I needed some representation of the dragon that wouldn’t kill me to make, and some way to keep track of a score. Hanging in our basement where my dorky stuff is allowed to exist is this old wooden shield upon which my brother painted a dragon when we were kids. Dragon: done.

I’d cut up some plywood, paint it to look like the stone wall of a castle, and hang the shield on that. I thought to get some cheap keyring tags to use as score-keeping tokens. We’d hang those tags from nails driven into the castle wall, color-coding them with stickers (with consistently shaped rhinestones in case color is a problem for anyone), and boom: scoreboard.



Stealing from a concept all the kids would understand, like the “End Dragon” in the video game Minecraft, *this* dragon’s power is supplied by multiple “towers” around the area. Six, in fact. The kids would perform an activity at each tower for a chance to earn tags to hang on the dragon scoreboard placed in a central area. Adding tags to the board would damage the dragon.




The rules of dragon.
The rules of the dragon which hung on a nearby sign.

Oh yeah, each kid wielded a character sheet which also served as general instructions for those with the patience to read.

“The Inn” was the place where the kids got started, and could replenish their health.

The game was a success and stayed within most of the bounds I had set for it! It was a delight to see kids who didn’t know each other challenge each other to games of rock-paper-scissors, or demand a fist bump from some startled adult just trying to make awkward birthday party small talk with another parent. It was funny to discover which kids took the rules seriously, and which kids used it as an opportunity to run around roleplaying. I had made quiet predictions for which camp I thought certain kids would fall into and I was amused and surprised by just how off some of those predictions were. One kid in particular who is usually a bit of a wild man took the whole thing very seriously.

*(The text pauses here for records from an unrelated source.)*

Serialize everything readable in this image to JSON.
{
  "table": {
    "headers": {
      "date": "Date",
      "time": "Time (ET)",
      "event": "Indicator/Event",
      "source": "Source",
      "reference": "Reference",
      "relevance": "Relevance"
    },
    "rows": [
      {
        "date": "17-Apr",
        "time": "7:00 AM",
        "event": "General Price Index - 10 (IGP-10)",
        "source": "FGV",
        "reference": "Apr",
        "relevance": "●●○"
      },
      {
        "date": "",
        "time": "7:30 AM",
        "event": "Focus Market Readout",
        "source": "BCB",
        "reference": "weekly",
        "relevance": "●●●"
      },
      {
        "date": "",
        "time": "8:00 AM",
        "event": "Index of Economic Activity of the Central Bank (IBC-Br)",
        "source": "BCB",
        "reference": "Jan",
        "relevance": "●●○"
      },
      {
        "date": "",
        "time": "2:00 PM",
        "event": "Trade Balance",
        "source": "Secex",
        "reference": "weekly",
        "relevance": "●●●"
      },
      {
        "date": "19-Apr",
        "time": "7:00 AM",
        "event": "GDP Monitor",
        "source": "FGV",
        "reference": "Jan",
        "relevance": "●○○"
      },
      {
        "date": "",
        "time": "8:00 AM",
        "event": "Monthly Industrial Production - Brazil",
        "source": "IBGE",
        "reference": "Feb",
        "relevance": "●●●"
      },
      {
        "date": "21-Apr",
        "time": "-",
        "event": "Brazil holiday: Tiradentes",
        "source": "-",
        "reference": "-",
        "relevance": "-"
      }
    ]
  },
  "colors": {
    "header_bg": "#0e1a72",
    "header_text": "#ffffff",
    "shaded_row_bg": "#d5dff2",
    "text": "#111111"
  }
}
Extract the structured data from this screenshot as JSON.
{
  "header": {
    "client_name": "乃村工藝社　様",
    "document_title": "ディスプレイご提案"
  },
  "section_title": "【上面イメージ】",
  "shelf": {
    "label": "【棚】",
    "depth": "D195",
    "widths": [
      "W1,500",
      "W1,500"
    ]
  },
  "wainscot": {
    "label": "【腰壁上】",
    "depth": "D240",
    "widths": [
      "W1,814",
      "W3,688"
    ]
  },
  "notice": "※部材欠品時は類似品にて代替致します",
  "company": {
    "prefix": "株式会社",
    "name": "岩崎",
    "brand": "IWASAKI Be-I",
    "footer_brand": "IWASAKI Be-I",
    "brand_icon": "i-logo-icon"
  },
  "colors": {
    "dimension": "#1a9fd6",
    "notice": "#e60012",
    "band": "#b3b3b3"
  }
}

It was a cold and blustery day, but thankfully the weather forecast had given me an accurate heads up. I had secured most everything to keep the wind from blowing it all away, and that had the added benefit of (mostly) keeping the supplies from ending up in the pockets of littler attendees grabbing anything that wasn’t literally nailed down. (Some of the dice were “lost” by the end.)

The game wasn’t quite as self-run as I had intended. Our kid was too excited to referee and mentor kids for whom gaming like this doesn’t arrive as naturally. He just wanted to run around and yell and cheer with everyone, and do the tower activities too. So, that meant me regularly checking in with kids who looked confused. I didn’t mind guiding those kids around, and frankly helping them figure it out was a thousand times more fun than any game I’ve run for adults who, when confused by a game’s rules, tend to blame the game, the game’s designer, and do anything but actually take a moment to… ok, ok.

The kids defeated the dragon a few times and overall it was glorious chaos that spun into general imaginative play. That’s really all you can ask for out of a kid’s birthday party.